Having previously completed tests of supersonic parachutes needed to slow the craft’s entry into the Martian atmosphere, this means China’s Mars spacecraft is close to ready for its mission.
Originally Posted by Andrew Jones, IEEE Spectrum
China’s solar-powered Mars rover will, at 240 kilograms, be twice the mass of China’s two lunar rovers. It will carry navigation, topography, and multispectral cameras, a subsurface detection radar, a laser-induced breakdown spectroscopy instrument similar to Curiosity’s LIBS instrument, a Martian surface magnetic field detector, and a climate detector.

The orbiter will be equipped with a suite of science instruments including moderate- and high-resolution imagers. The pair of cameras will be used once in Mars orbit to image the preselected landing sites ahead of separation of the orbiter and rover.

The main barrier to China launching its mission is the status of the Long March 5 rocket required to get the 5-metric-ton spacecraft on its way to Mars.
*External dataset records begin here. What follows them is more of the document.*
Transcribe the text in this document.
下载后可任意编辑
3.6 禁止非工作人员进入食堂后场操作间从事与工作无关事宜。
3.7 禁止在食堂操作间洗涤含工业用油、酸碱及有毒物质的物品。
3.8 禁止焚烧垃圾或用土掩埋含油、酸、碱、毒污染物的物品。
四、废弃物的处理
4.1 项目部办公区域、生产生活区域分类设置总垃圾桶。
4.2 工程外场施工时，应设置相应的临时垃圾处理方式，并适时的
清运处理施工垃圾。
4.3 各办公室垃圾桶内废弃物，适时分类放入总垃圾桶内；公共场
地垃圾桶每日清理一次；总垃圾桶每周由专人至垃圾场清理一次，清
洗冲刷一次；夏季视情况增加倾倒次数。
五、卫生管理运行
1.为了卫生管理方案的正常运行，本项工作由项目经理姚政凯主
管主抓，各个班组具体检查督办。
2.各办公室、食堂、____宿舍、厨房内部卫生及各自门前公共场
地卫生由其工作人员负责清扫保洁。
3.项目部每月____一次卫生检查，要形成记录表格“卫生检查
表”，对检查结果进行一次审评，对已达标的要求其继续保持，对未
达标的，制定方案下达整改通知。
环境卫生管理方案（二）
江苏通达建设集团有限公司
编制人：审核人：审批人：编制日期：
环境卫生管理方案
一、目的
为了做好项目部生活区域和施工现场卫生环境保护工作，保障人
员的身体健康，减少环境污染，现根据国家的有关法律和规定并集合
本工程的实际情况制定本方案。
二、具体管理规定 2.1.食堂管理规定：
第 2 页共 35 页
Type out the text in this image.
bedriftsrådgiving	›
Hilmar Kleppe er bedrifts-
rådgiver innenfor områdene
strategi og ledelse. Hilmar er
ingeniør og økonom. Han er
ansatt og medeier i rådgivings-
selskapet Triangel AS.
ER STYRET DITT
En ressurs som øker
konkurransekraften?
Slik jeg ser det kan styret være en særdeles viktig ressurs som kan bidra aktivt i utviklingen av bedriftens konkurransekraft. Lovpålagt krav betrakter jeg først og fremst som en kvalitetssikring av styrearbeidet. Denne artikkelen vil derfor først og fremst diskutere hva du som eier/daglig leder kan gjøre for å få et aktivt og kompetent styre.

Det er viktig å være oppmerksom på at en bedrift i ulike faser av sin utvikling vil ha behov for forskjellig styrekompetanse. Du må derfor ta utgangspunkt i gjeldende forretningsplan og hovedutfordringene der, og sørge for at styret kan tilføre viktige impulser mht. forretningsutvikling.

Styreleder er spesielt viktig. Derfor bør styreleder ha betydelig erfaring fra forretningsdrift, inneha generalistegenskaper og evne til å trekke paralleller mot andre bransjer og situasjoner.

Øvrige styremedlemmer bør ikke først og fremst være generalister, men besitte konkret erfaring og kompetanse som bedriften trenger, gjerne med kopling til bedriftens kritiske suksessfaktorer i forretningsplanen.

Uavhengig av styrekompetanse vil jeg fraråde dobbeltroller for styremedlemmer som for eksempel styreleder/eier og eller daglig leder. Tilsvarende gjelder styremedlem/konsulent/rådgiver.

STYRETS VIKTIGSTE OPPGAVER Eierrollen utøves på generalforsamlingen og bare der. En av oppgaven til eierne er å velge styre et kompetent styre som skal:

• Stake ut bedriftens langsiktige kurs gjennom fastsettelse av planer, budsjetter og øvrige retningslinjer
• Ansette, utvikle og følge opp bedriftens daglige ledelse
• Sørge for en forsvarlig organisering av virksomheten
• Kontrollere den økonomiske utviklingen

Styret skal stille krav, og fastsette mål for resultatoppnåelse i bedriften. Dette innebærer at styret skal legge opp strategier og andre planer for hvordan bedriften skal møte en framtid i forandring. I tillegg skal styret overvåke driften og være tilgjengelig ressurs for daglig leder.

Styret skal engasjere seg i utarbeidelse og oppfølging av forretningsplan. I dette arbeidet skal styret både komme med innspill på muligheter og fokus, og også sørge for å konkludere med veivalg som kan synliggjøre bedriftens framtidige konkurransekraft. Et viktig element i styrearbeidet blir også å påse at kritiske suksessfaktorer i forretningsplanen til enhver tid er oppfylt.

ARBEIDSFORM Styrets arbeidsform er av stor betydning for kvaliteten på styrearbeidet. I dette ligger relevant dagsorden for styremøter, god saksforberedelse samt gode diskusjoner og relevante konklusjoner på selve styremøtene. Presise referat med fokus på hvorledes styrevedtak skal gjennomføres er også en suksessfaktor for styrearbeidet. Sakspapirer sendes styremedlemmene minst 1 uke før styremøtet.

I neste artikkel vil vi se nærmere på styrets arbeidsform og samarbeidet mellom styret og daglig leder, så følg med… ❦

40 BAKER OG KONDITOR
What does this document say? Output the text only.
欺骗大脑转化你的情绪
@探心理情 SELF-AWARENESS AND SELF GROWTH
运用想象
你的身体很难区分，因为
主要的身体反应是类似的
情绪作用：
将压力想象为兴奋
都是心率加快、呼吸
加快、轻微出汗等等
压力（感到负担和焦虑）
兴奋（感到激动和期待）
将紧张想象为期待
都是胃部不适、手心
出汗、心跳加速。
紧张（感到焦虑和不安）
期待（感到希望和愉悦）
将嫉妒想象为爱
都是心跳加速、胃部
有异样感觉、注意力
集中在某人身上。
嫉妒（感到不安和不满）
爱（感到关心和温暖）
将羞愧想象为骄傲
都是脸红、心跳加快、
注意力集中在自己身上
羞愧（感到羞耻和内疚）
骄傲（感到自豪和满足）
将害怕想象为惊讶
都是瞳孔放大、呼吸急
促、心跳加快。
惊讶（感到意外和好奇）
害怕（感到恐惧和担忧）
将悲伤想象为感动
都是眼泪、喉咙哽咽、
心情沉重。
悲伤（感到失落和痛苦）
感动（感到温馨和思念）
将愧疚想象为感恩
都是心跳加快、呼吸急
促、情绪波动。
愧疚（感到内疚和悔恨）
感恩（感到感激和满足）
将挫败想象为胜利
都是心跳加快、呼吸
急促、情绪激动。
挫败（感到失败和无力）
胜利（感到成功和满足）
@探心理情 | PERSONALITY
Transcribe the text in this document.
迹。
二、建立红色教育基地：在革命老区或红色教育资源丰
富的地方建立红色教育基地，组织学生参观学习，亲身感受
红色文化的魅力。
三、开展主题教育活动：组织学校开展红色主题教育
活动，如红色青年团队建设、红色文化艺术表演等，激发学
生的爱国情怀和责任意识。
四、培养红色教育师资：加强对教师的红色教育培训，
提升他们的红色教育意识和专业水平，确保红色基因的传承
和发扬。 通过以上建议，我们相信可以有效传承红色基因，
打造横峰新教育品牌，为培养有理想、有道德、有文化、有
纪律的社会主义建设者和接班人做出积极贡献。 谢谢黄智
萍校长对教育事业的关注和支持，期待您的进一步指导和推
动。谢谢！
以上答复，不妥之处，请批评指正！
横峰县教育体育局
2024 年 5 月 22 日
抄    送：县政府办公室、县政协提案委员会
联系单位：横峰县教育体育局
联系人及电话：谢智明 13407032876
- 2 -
The Long March 5 is China’s largest launch vehicle, which had its first flight in 2016. However the second launch, in July 2017, failed to achieve orbit. Following at least two redesigns of the engines which power the rocket’s first stage, the Long March 5 is now ready to return to flight.

The rocket is currently being assembled at the Wenchang Satellite Launch Center on Hainan island in southern China, with launch expected in late December. The mission will aim to send a large satellite into geostationary orbit, and in doing so prove the rocket is ready for the later Mars mission launch.